La pharmacienne cantonale distribue

Lundi 6 avril, rebelote. La police a voulu lui réquisitionner 4000 masques. «Si des gens ont des quantités importantes de masques, des milliers ou plusieurs milliers, qui correspondent à nos besoins, on essaie de les convaincre de vendre cette marchandise aux services sanitaires, explique Jean-Christophe Sauterel. Puis, la répartition est opérée par la pharmacienne cantonale: aux EMS, aux soignants, etc., afin qu'ils ne soient pas vendus dans les pharmacies pour du public qui n'en aurait pas besoin.»

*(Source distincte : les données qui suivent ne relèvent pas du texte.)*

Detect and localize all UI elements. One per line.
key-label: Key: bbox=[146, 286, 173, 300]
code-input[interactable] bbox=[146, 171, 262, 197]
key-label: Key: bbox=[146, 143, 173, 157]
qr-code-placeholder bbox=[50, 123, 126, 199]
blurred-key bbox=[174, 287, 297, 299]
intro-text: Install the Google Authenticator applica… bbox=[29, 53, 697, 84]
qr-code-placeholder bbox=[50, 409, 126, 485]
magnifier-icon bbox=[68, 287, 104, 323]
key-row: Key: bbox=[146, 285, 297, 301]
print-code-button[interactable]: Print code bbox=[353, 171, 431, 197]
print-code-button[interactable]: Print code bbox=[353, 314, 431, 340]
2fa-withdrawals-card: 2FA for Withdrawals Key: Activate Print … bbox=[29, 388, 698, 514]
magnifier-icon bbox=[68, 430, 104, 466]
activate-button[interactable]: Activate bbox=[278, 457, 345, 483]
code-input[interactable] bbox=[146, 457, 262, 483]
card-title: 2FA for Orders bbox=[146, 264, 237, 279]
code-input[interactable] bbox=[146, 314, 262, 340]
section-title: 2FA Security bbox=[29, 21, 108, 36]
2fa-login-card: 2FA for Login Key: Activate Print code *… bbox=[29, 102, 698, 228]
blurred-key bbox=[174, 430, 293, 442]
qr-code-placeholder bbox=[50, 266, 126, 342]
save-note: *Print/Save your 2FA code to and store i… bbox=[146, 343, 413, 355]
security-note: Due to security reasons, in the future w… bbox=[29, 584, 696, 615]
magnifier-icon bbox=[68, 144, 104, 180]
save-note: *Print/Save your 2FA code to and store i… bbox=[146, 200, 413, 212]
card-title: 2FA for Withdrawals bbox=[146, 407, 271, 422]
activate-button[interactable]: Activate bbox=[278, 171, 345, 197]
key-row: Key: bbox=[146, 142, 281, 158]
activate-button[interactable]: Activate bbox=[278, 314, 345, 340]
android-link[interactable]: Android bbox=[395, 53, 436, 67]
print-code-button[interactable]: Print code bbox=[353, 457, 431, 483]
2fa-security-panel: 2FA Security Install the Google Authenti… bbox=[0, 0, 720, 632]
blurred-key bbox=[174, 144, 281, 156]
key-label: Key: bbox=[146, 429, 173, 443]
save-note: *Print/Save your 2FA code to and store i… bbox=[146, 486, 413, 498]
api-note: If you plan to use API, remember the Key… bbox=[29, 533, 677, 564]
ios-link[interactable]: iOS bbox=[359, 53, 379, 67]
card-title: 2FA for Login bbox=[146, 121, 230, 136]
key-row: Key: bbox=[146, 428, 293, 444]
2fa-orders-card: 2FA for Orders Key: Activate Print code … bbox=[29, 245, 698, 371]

«On ne peut pas travailler gratuitement»

Dans le cas présent, face au refus de l'entrepreneur, la police a finalement renoncé. «Il préfère faire du profit plutôt que de se mettre à disposition des services sanitaires. Or c'est clair: si on achète, il n'y a pas de perte, mais pas de profit, c'est une question d'intérêt public. C'est la même chose avec certains médicaments qu'on a le droit de vendre en pharmacie. On a affaire à quelqu'un qui n'a pas de sens civique», déplore le porte-parole. L'entrepreneur voit les choses autrement. «On importe avec plaisir des masques pour pas grand-chose. On a le sentiment d'aider. On a la possibilité de le faire, on le fait, dans le respect de tout le monde. Mais on ne peut pas travailler gratuitement.»

Jean-Christophe Sauterel, lui, tient à souligner que «plusieurs sociétés ont offert spontanément leur matériel, par exemple celles qui avaient des stocks prévus pour d'autres utilisations, comme la peinture en bâtiment».

Les sur-blouses font défaut

Nous avons saisis quelques dizaines de milliers de masques. C'est peu par rapport aux millions dont nous avons besoin, expliquait Jean-Christophe Sauterel en début de semaine passée. La situation a évolué positivement. Le canton de Vaud en a suffisamment pour les deux prochaines semaines, indiquait-il ce jeudi. Les soignants peuvent en changer toutes les quatre heures, même si ce n'est pas encore l'utilisation optimale, qui est d'un masque par intervention médicale. La situation est en revanche un peu plus tendue en ce qui concerne les gants et les lunettes de protection. Le problème le plus délicat restant, à ce jour, les sur-blouses.

A Genève, pas de saisies

Le canton de Genève explique n'avoir jamais eu besoin de recourir à la réquisition de matériel médical. Un inventaire a été fait auprès des entreprises, notamment celles actives dans la construction. Quand les quantités n'étaient pas anecdotiques, elles ont toujours spontanément donné leurs stocks. La question d'une saisie ne s'est donc simplement pas posée, indique Laurent Paoliello, porte-parole du Département de l'emploi, de la santé et de la sécurité. L'Etat contrôle par ailleurs les prix de vente. En cas d'abus ou de tromperie, c'est le Ministère public qui est saisi. Le Canton précise en outre avoir les mêmes besoins et disponibilités en matériel que ceux énoncés par le canton de Vaud (lire encadré ci-dessus).